Both luxury and high street retailers in Britain and Europe have outperformed the broader European stock market since 2018.
LVMH has seen its market value increase by 163 percent in the past five years, while Hermès has grown 241 percent in that period.
Since the start of 2023, Hugo Boss and Prada have seen growth of 30 percent and 21 percent respectively, while many well-known high street brands have seen more modest growth.
Spain’s Inditex, Zara’s parent company, has risen 21 percent in the past five years, behind Sweden’s H&M, which rose 26 percent.
Great Britain established Next shares have increased by 25 percent in the past five years JD Sports Stock has experienced a growth of approximately 47 percent in the recent period.
Asos was the worst performer, according to eToro, experiencing a significant downturn with a 94 percent decline in its stock market value.
Asos reported sales totaling £858.9 million in the third quarter of the fiscal year, down 14 percent from a year ago. In the year to date, Asos shares have fallen by about 25 percent, according to eToro figures.

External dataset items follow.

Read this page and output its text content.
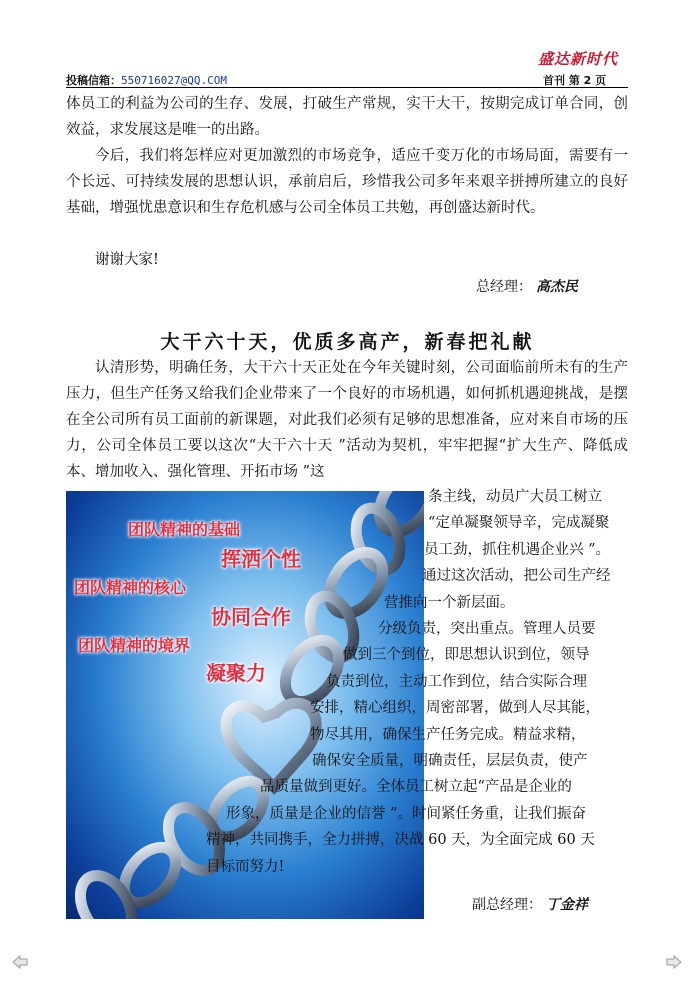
盛达新时代
投稿信箱：550716027@QQ.COM	首刊 第 2 页
体员工的利益为公司的生存、发展，打破生产常规，实干大干，按期完成订单合同，创效益，求发展这是唯一的出路。
今后，我们将怎样应对更加激烈的市场竞争，适应千变万化的市场局面，需要有一个长远、可持续发展的思想认识，承前启后，珍惜我公司多年来艰辛拼搏所建立的良好基础，增强忧患意识和生存危机感与公司全体员工共勉，再创盛达新时代。
谢谢大家!
总经理： 高杰民
大干六十天，优质多高产，新春把礼献
认清形势，明确任务，大干六十天正处在今年关键时刻，公司面临前所未有的生产压力，但生产任务又给我们企业带来了一个良好的市场机遇，如何抓机遇迎挑战，是摆在全公司所有员工面前的新课题，对此我们必须有足够的思想准备，应对来自市场的压力，公司全体员工要以这次“大干六十天 ”活动为契机，牢牢把握“扩大生产、降低成本、增加收入、强化管理、开拓市场 ”这
团队精神的基础
挥洒个性
团队精神的核心
协同合作
团队精神的境界
凝聚力
条主线，动员广大员工树立
“定单凝聚领导辛，完成凝聚
员工劲，抓住机遇企业兴 ”。
通过这次活动，把公司生产经
营推向一个新层面。
分级负责，突出重点。管理人员要
做到三个到位，即思想认识到位，领导
负责到位，主动工作到位，结合实际合理
安排，精心组织，周密部署，做到人尽其能，
物尽其用，确保生产任务完成。精益求精，
确保安全质量，明确责任，层层负责，使产
品质量做到更好。全体员工树立起“产品是企业的
形象，质量是企业的信誉 ”。时间紧任务重，让我们振奋
精神，共同携手，全力拼搏，决战 60 天，为全面完成 60 天
目标而努力!
副总经理： 丁金祥
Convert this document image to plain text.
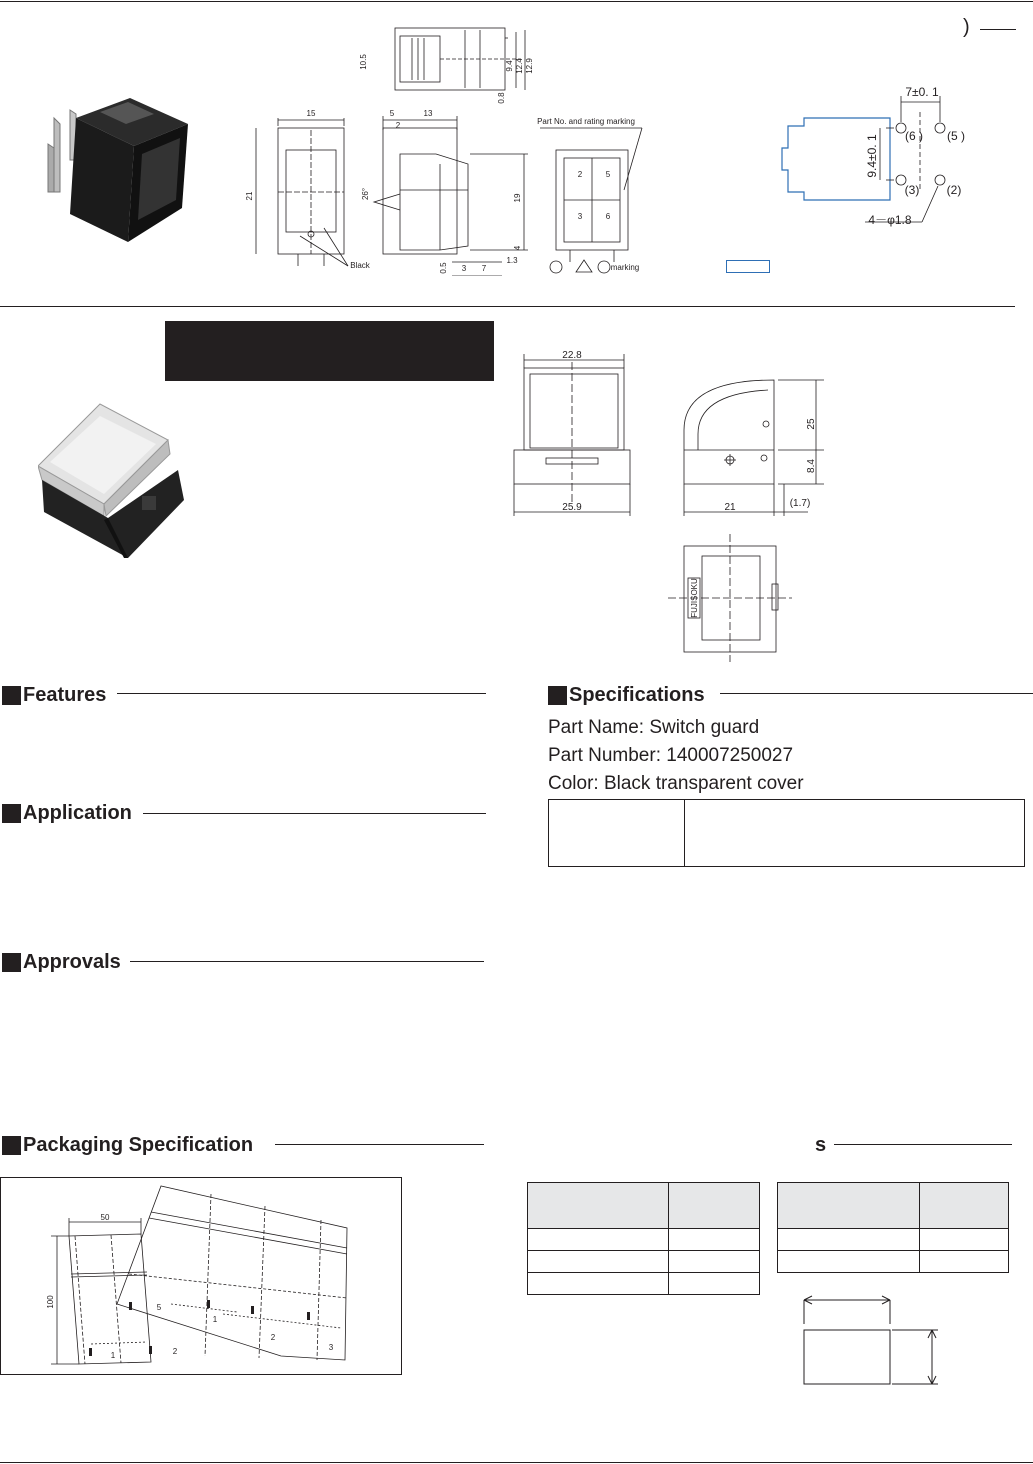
)
10.5	9.4 12.4 12.9
0.8
15
21
5	13
2
26°	19
4
0.5 3 7
1.3
Black
Part No. and rating marking
2	5
3	6
marking
7±0. 1
9.4±0. 1
4－φ1.8
(6 ) (5 )
(3) (2)
22.8
25.9	21
25
8.4
(1.7)
FUJISOKU
Features
Application
Approvals
Packaging Specification
Specifications
Part Name: Switch guard
Part Number: 140007250027
Color: Black transparent cover

s
50
100
1	2
5
1
2
3
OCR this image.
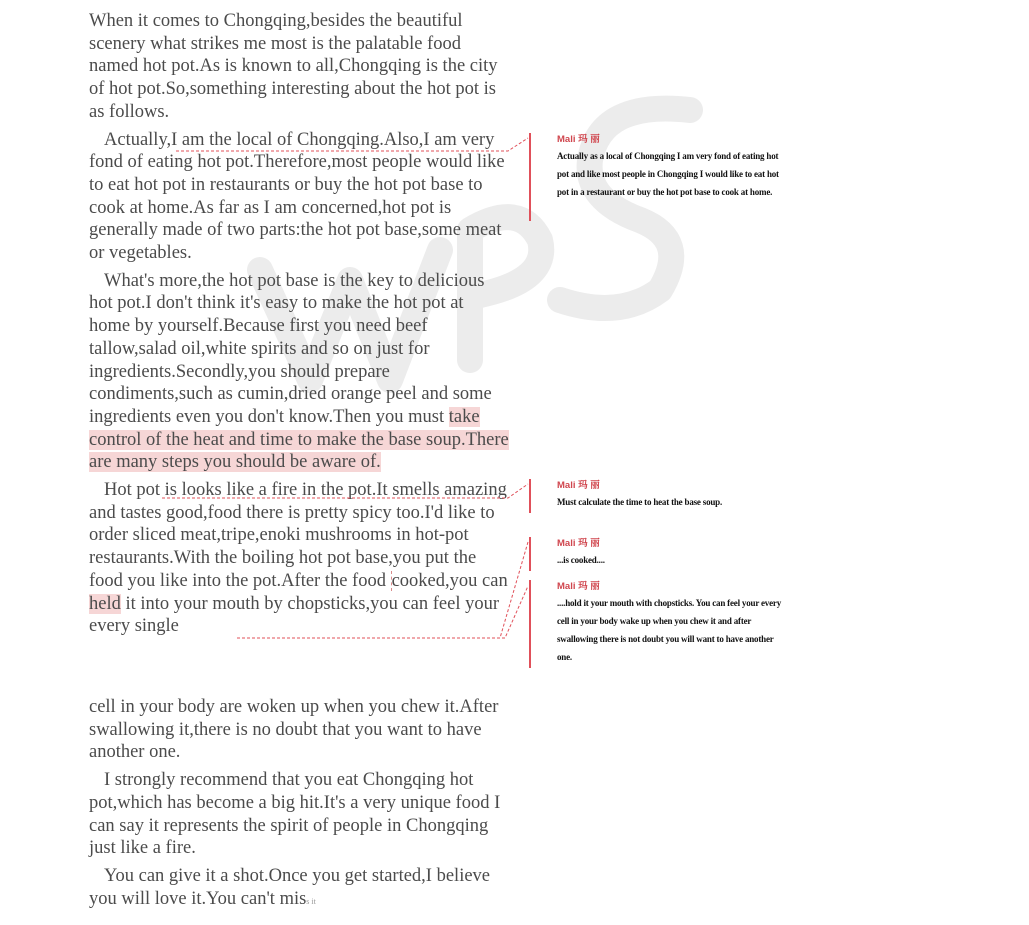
When it comes to Chongqing,besides the beautiful scenery what strikes me most is the palatable food named hot pot.As is known to all,Chongqing is the city of hot pot.So,something interesting about the hot pot is as follows.

Actually,I am the local of Chongqing.Also,I am very fond of eating hot pot.Therefore,most people would like to eat hot pot in restaurants or buy the hot pot base to cook at home.As far as I am concerned,hot pot is generally made of two parts:the hot pot base,some meat or vegetables.

What's more,the hot pot base is the key to delicious hot pot.I don't think it's easy to make the hot pot at home by yourself.Because first you need beef tallow,salad oil,white spirits and so on just for ingredients.Secondly,you should prepare condiments,such as cumin,dried orange peel and some ingredients even you don't know.Then you must take control of the heat and time to make the base soup.There are many steps you should be aware of.

Hot pot is looks like a fire in the pot.It smells amazing and tastes good,food there is pretty spicy too.I'd like to order sliced meat,tripe,enoki mushrooms in hot-pot restaurants.With the boiling hot pot base,you put the food you like into the pot.After the food cooked,you can held it into your mouth by chopsticks,you can feel your every single

cell in your body are woken up when you chew it.After swallowing it,there is no doubt that you want to have another one.

I strongly recommend that you eat Chongqing hot pot,which has become a big hit.It's a very unique food I can say it represents the spirit of people in Chongqing just like a fire.

You can give it a shot.Once you get started,I believe you will love it.You can't miss it

Mali 玛 丽
Actually as a local of Chongqing I am very fond of eating hot pot and like most people in Chongqing I would like to eat hot pot in a restaurant or buy the hot pot base to cook at home.
Mali 玛 丽
Must calculate the time to heat the base soup.
Mali 玛 丽
...is cooked....
Mali 玛 丽
....hold it your mouth with chopsticks. You can feel your every cell in your body wake up when you chew it and after swallowing there is not doubt you will want to have another one.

Brands: Top 10 brands by market capitalization, according to eToro
Uphill struggle: Asos shares have struggled in recent years
Data: Luxury and High Street performance against Stoxx 600
Ben Laidler, global markets strategist at eToro, said: ‘The big brands deserve credit for navigating this tough economic environment well, with their collective share prices above the European share average.’
He added: ‘However, the fall in the share price of Asos, for example, is a stark reminder of how cutthroat and competitive the sector can be.
‘This underlines the importance of adaptability and innovation in the ever-changing fashion industry.
‘As the sector continues to evolve, we can expect further shifts in the fortunes of these mainstream brands.’
Keep in mind that while looking at the past is crucial when selecting stocks, they do not guarantee future growth.